戦争と平和の逃げるし恥だし役立たずのレビュー・感想・評価

戦争と平和(1956年製作の映画)
3.5
19世紀の帝政ロシアの末期、ナポレオンの率いる強力なフランス軍によるロシア侵攻の中で、貴族の私生児で跡継ぎのピエール(ヘンリー・フォンダ)や貴族の子息で帝国将校のアンドレイ(メル・ファーラー)、伯爵令嬢のナターシャ(オードリー・ヘップバーン)の三者の交流を描く、露の文豪レオ・トルストイの不朽の名作「戦争と平和」の映画化。
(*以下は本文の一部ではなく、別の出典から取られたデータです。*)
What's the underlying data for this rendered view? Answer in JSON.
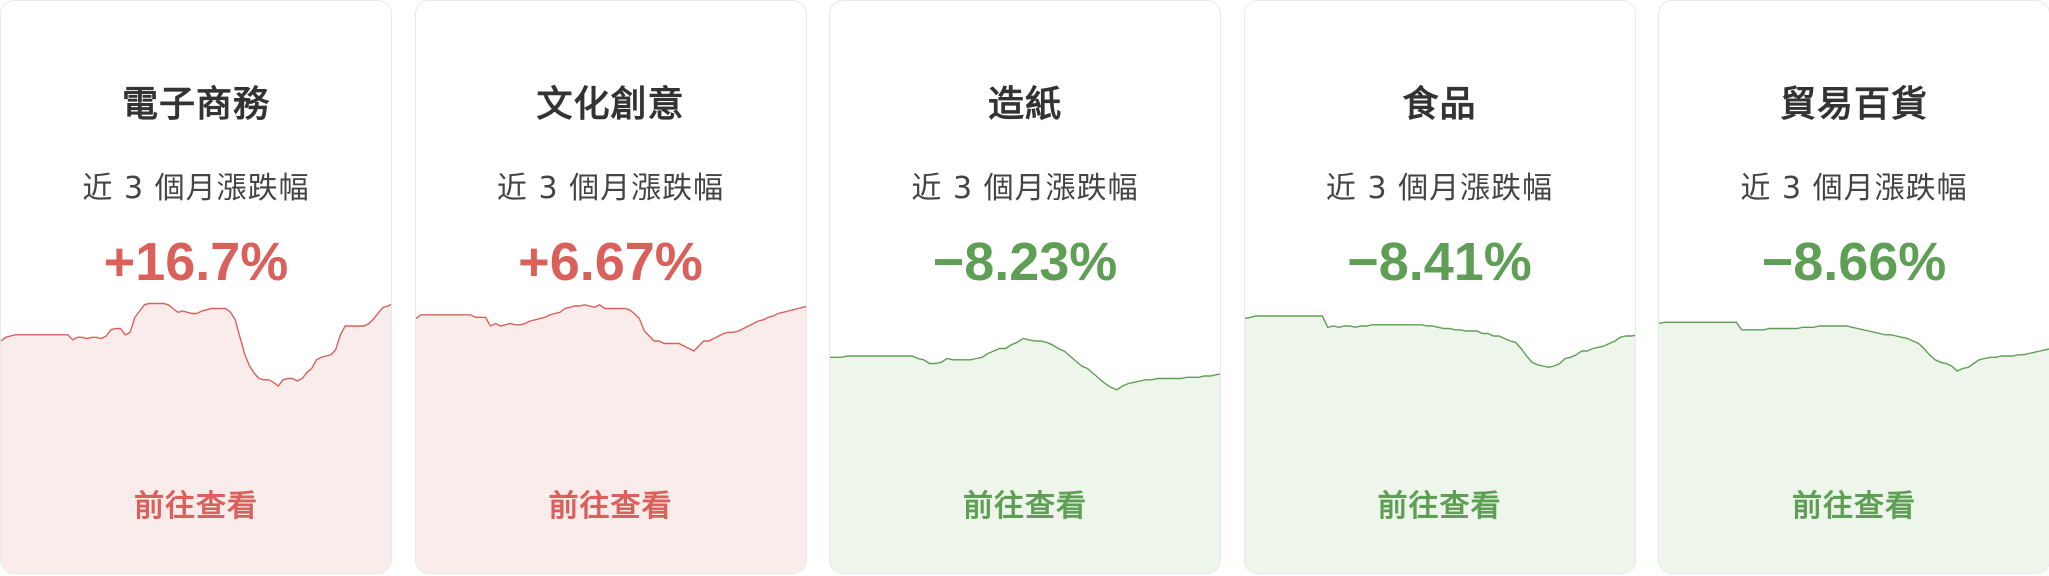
{
  "colors": {
    "up": "#d9605b",
    "up_fill": "#fbecec",
    "down": "#5f9f55",
    "down_fill": "#eef6ec"
  },
  "cards": [
    {
      "name": "電子商務",
      "subtitle": "近 3 個月漲跌幅",
      "change": "+16.7%",
      "direction": "up",
      "link_label": "前往查看",
      "sparkline": [
        48,
        51,
        52,
        53,
        53,
        53,
        53,
        53,
        53,
        53,
        53,
        53,
        53,
        53,
        53,
        49,
        51,
        51,
        50,
        51,
        51,
        50,
        52,
        57,
        58,
        58,
        53,
        55,
        67,
        72,
        77,
        78,
        78,
        78,
        78,
        77,
        74,
        71,
        72,
        71,
        70,
        70,
        72,
        73,
        74,
        74,
        74,
        74,
        71,
        65,
        51,
        37,
        28,
        22,
        18,
        17,
        17,
        15,
        12,
        17,
        18,
        18,
        16,
        18,
        23,
        26,
        33,
        35,
        36,
        37,
        41,
        53,
        60,
        60,
        60,
        60,
        60,
        62,
        66,
        71,
        75,
        76,
        78
      ]
    },
    {
      "name": "文化創意",
      "subtitle": "近 3 個月漲跌幅",
      "change": "+6.67%",
      "direction": "up",
      "link_label": "前往查看",
      "sparkline": [
        66,
        69,
        69,
        69,
        69,
        69,
        69,
        69,
        69,
        69,
        69,
        69,
        67,
        67,
        67,
        60,
        62,
        60,
        61,
        62,
        61,
        61,
        62,
        64,
        65,
        66,
        67,
        69,
        70,
        71,
        74,
        75,
        76,
        76,
        77,
        76,
        75,
        77,
        74,
        74,
        74,
        74,
        74,
        73,
        70,
        66,
        56,
        52,
        48,
        48,
        46,
        46,
        46,
        46,
        44,
        42,
        40,
        44,
        48,
        48,
        50,
        52,
        54,
        55,
        55,
        56,
        58,
        60,
        62,
        64,
        65,
        67,
        68,
        70,
        71,
        72,
        73,
        74,
        75,
        76
      ]
    },
    {
      "name": "造紙",
      "subtitle": "近 3 個月漲跌幅",
      "change": "−8.23%",
      "direction": "down",
      "link_label": "前往查看",
      "sparkline": [
        35,
        35,
        35,
        36,
        36,
        36,
        36,
        36,
        36,
        36,
        36,
        36,
        36,
        36,
        36,
        34,
        33,
        30,
        30,
        31,
        34,
        33,
        33,
        33,
        33,
        34,
        35,
        38,
        40,
        42,
        42,
        45,
        47,
        50,
        49,
        48,
        48,
        47,
        45,
        42,
        40,
        36,
        32,
        28,
        26,
        22,
        18,
        14,
        11,
        9,
        12,
        14,
        15,
        16,
        17,
        17,
        18,
        18,
        18,
        18,
        18,
        19,
        19,
        19,
        20,
        20,
        21,
        22
      ]
    },
    {
      "name": "食品",
      "subtitle": "近 3 個月漲跌幅",
      "change": "−8.41%",
      "direction": "down",
      "link_label": "前往查看",
      "sparkline": [
        66,
        67,
        68,
        68,
        68,
        68,
        68,
        68,
        68,
        68,
        68,
        68,
        68,
        68,
        68,
        59,
        60,
        59,
        60,
        60,
        59,
        60,
        60,
        61,
        61,
        61,
        61,
        61,
        61,
        61,
        61,
        61,
        61,
        60,
        60,
        59,
        58,
        58,
        57,
        57,
        56,
        56,
        56,
        54,
        54,
        52,
        52,
        50,
        48,
        47,
        42,
        36,
        31,
        29,
        28,
        27,
        28,
        30,
        34,
        35,
        37,
        40,
        40,
        42,
        43,
        44,
        46,
        48,
        51,
        52,
        52,
        53
      ]
    },
    {
      "name": "貿易百貨",
      "subtitle": "近 3 個月漲跌幅",
      "change": "−8.66%",
      "direction": "down",
      "link_label": "前往查看",
      "sparkline": [
        62,
        63,
        63,
        63,
        63,
        63,
        63,
        63,
        63,
        63,
        63,
        63,
        63,
        63,
        63,
        57,
        57,
        57,
        57,
        57,
        58,
        58,
        58,
        58,
        58,
        58,
        59,
        59,
        59,
        60,
        60,
        60,
        60,
        60,
        60,
        59,
        58,
        57,
        56,
        55,
        54,
        53,
        53,
        52,
        51,
        50,
        48,
        46,
        42,
        37,
        33,
        31,
        30,
        28,
        24,
        26,
        27,
        30,
        33,
        34,
        35,
        35,
        36,
        36,
        36,
        37,
        37,
        38,
        39,
        40,
        41,
        42
      ]
    }
  ]
}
色彩鮮やかで絢爛豪華なセットや衣装、戦場での迫力ある俯瞰のシーンは見事だが、余りの大作の映画化が故に登場人物の感情・性格描写が希薄になり客観性も失われて総花的になってしまった印象。唐突に恋が始まり激情に変わり、急速に冷めると唐突に新しい恋が始まると云う、恋のジェットコースターにトルストイも観客も呆気にとられる事は必須、戦争はなぜ起きるのか?人生をどう生きるべきか?という三千ページ超の長編作品の中の幾つもの問いかけに、煮え切らないピエールと影が薄すぎるアンドレイを片隅に追いやり、天真爛漫なオードリー・ヘップバーンが自由奔放な恋愛で答える微妙なストーリーに完結。まあ、原作が壮大すぎて映画に押し込めるのは無理があり、其れでも無難に作られたダイジェスト版というより入門編と云った処だろう。一度目は本作でハリウッドの大作として、二度目は本家ロシアで超大作として映画化されているが、此の二作を超えるスケールを映画化するのは恐らく無理であるために今更彼是と言うのは不毛である。
オードリー・ヘップバーンが出てなかったら歴史の荒波に飲み込まれるレベルの作品で、逆に言えばオードリー・ヘップバーンの魅力が十二分に詰まった作品と云える。